Soon, fifteen minutes had passed and they were all gathered at checkout lane eight. Tex started putting cantaloupes on the belt. The group made small talk as the items were scanned and bagged.
Tex opened his wallet. “Y’all take platinum cards, right?”
“Oh, I have a shopper’s card, too.” The cashier scanned it with a soft beep.
“Everyone take a few bags, it’s a long walk back to my Escalade!” Tex slung his rifle over his shoulder and picked up some bags. Everyone else followed suit, and the group marched back the way they came. As they passed the hospital where they found Dex, he heard a familiar musical chime. He turned to see mike fumble with the bags and pull out a cellphone.
“Hello? Oh, hi hon. Yeah, I’ll be home for dinner. See you soon, bye.” Mike shoved the phone back into his pocket.
“So cellphones work.”
“Yep.” Tex didn’t turn around.
“And government services.”
“Right.” Dex rubbed his forehead. “Anyway, can I use someone’s phone to call my family? I am sure they’d like to know I’m awake.”
“Wait until we get back to the compound, it’s safer there.”
“Okay, fine whatever.”
It was a short drive out into the suburbs, where Dex noticed most houses had boarded up windows. They finally stopped at a large house, and Tex pushed a button on his steering wheel to open its garage door. No one opened a door until the garage door was shut behind them. Then they all started carrying groceries into a nice, well-appointed kitchen. Dex noticed three kids in the living room playing a first-person shooter game on a large-screen TV.
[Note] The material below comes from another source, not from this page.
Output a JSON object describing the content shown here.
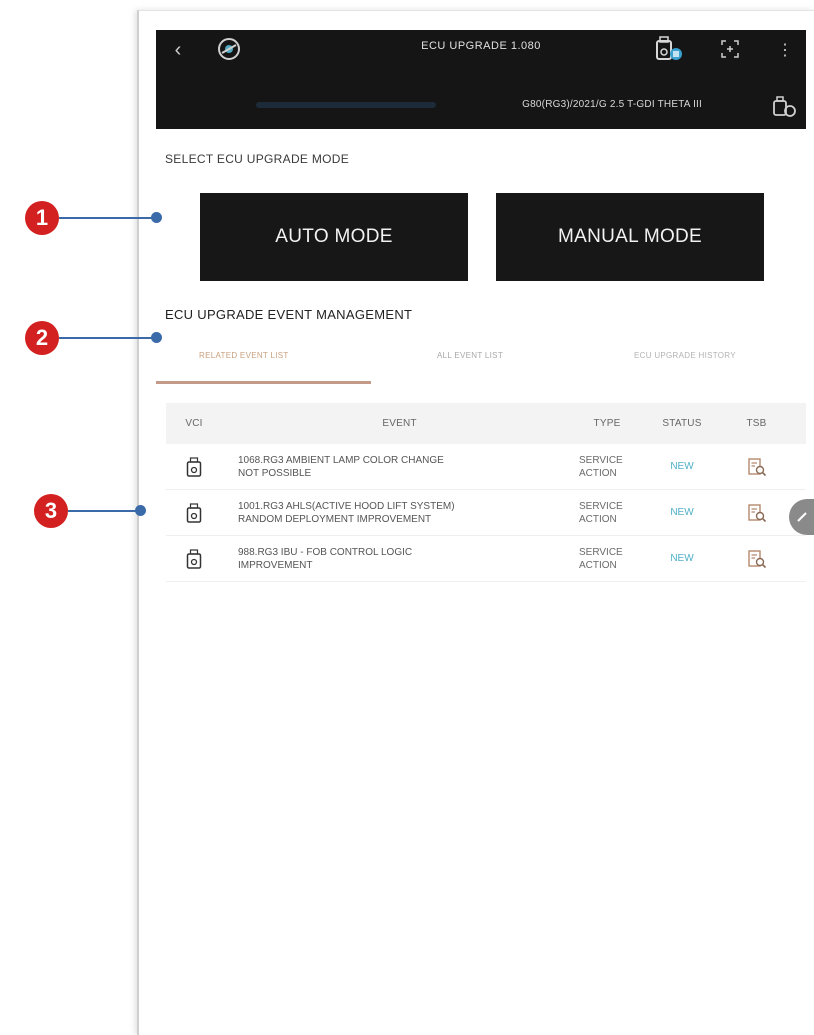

So, I can’t help but notice this zombie apocalypse doesn’t have much to offer in the way of zombies.”
Tex sighed. “Well, as you know, everyone has a zombie apocalypse survival plan. So most people were well-prepared.”
“Prepared to hold back hordes of flesh-hungry undead?”
“Well, about that, see, turns out there’s a narrow window of time after one dies where a body can become a zombie. Then the body deteriorates too much.”
“So how many zombies have you actually seen?”
The group exchanged nervous glances.
“Er, one.” Daphne said.
“That’s it? One zombie?”
“I shot it!” Daphne beamed.
“Well, so did everyone else.” Mike grinned. “The gunfire went on for like five minutes.”
“There must have been two hundred survivors in that mall!” added Maria.
Dex rubbed his forehead again. “So why bother? Just go about your lives!”
“We are not letting this opportunity slip away!” Tex bellowed. “ We’ve all waited far too long for it! Everyone in this country has longed for a zombie apocalypse, and now it’s here! I’m not going to let a simple zombie shortage ruin things for me!” The others nodded in agreement.
Dex looked between the boarded-up windows at the fading sunlight. “In hindsight, I am surprised the hospital I was in was so empty.”
Maria smiled. “well, there’s a simple explanation for that. No one gets sick anymore. When we get hurt, we wait for nightfall, then eat some raw meat.”
“What?” Dex was distracted by an odd sound coming from outside. “Jesus, it sounds like every dog for miles around is howling.”
A hairy paw was gently placed on Dex’s shoulder. “Not dogs,” Tex said. “Not dogs at all.”